Elle conseille à Tony de ne pas s'acharner à retrouver des souvenirs et des explications. Petit à petit sa mémoire va se réorganiser et se laisser consulter. Il faut en moyenne une semaine aux nouveaux arrivants pour parvenir à communiquer, mais plusieurs semaines sont nécessaires pour une atténuation sensible de l'amnésie.

Ces constatations concernent uniquement les bocaux munis d'yeux, c'est-à-dire environ la moitié des cas. Juliette ne sait rien à propos des autres. Personne n'en sait rien. L'idée d'un cerveau sans corps et sans aucun moyen sensoriel de communication effraie Tony, qui se sent favorisé par la présence de ses yeux et d'une oreille dont il n'a pas encore vraiment mesuré l'utilité.

Comment peut-on exister sans contact et sans échange avec son environnement ? Un cerveau qui pense, mais qui pense seulement, peut-il être considéré comme vivant ? L'état dans lequel se trouve Tony est inconcevable, mais se dire qu'il y a pire, bien pire, on atteint l'inimaginable, l'inqualifiable.

Juliette devine à quoi il pense. Ses yeux sont inactifs; il se tait, virtuellement prostré dans son récipient. Elle insiste pour lui changer les idées, pour lui suggérer des échappatoires, pour rendre la situation moins déterministe.

Etre enfermé sans raison apparente est déjà déprimant, même pour une personne ayant toute son intégrité physique. C'est le sort de beaucoup de détenus dans le monde. Mais être, en plus, obligé de vivre sans communication ni mouvement possible, relève de la pire des tortures.
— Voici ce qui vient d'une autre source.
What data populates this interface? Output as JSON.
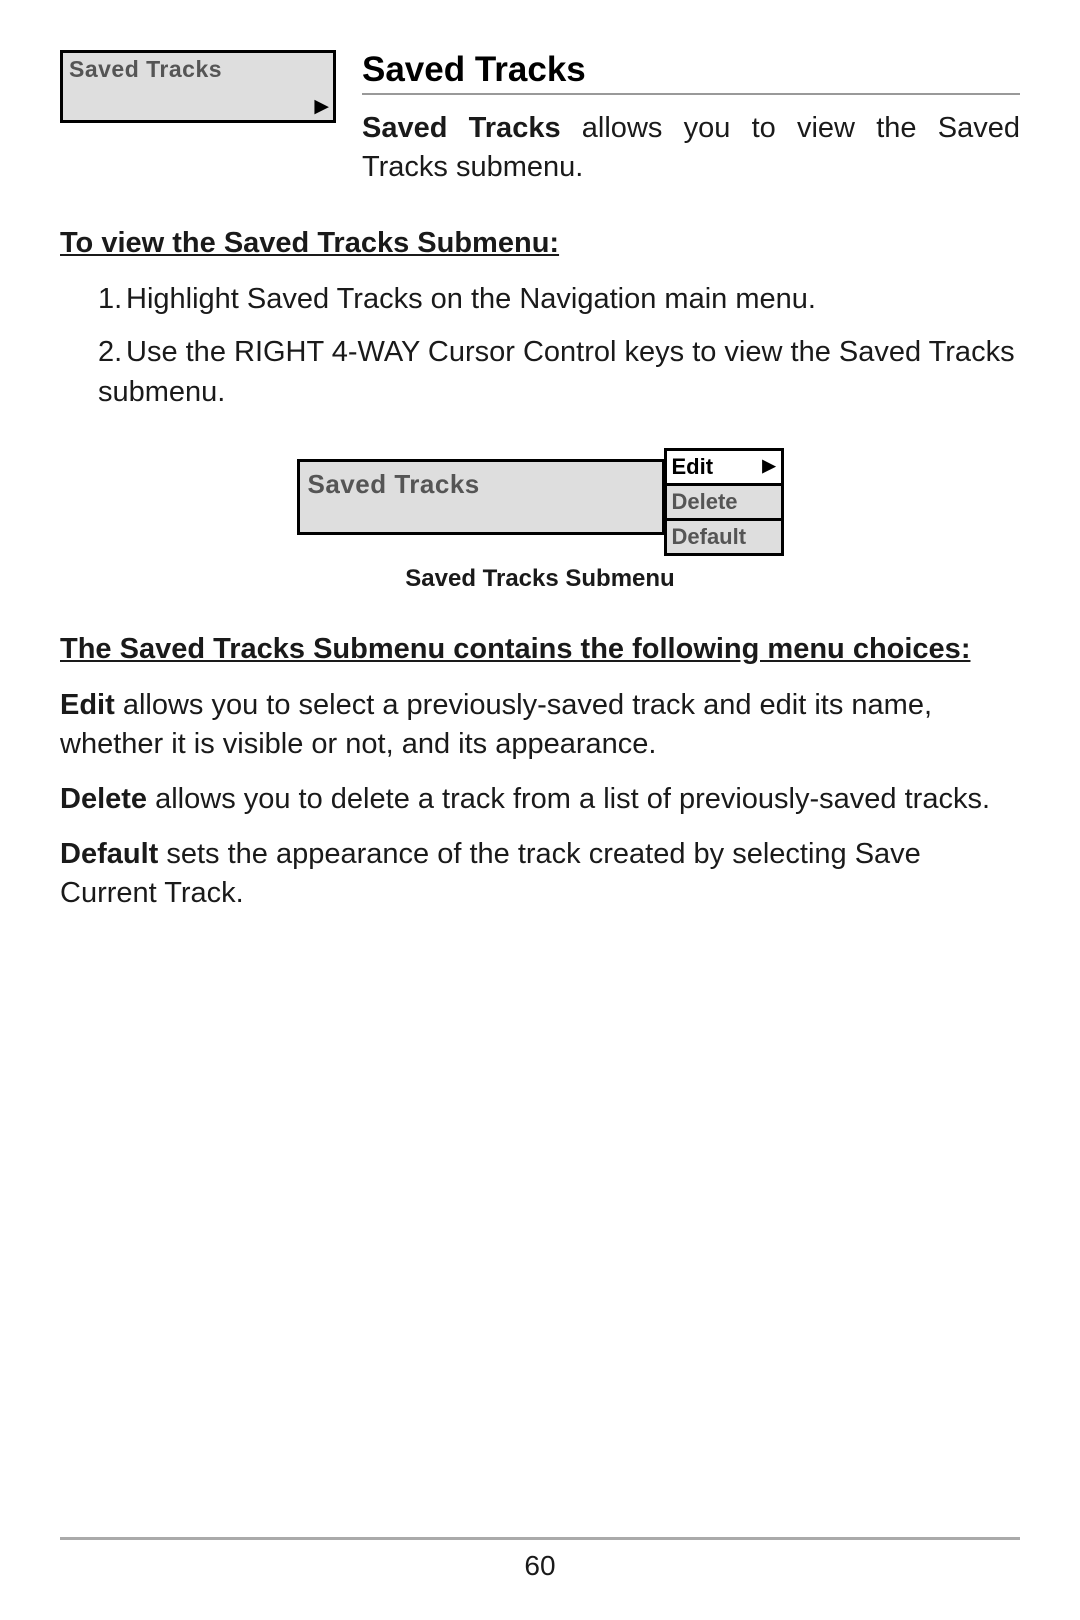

A nouveau, Juliette essaie de le sortir de sa torpeur. Elle lui parle des spectacles de danse qu'elle a organisés, des personnes qu'elle connaît, de tout et de rien, en espérant distraire Tony dont elle ne voit que les yeux, mais qui lui semble complètement pâteux.

samedi 24 janvier 2009

Tony, épisode 4. Le langage


Sous la forme d'un cerveau, d'une paire d'yeux et d'un semblant d'oreille, la vie dans un bocal n'est pas une sinécure. Tony veut s'en sortir, ou au moins savoir pourquoi il est là, posé sur cette étagère, étrange prisonnier d'un lieu inconnu.

Le début de dialogue avec son voisin, à coups de contractions de pupilles, lui redonne un peu de courage. Pour le moment la technique de codage du langage est rudimentaire et laborieuse. Mais pourquoi n'a-t-il donc jamais appris le morse quand il était enfant ? Tout à coup il se dit qu'il est peut-être un enfant. Mais il élimine vite cette hypothèse, car, bien qu'encore amnésique, il sait des choses que les enfants ignorent.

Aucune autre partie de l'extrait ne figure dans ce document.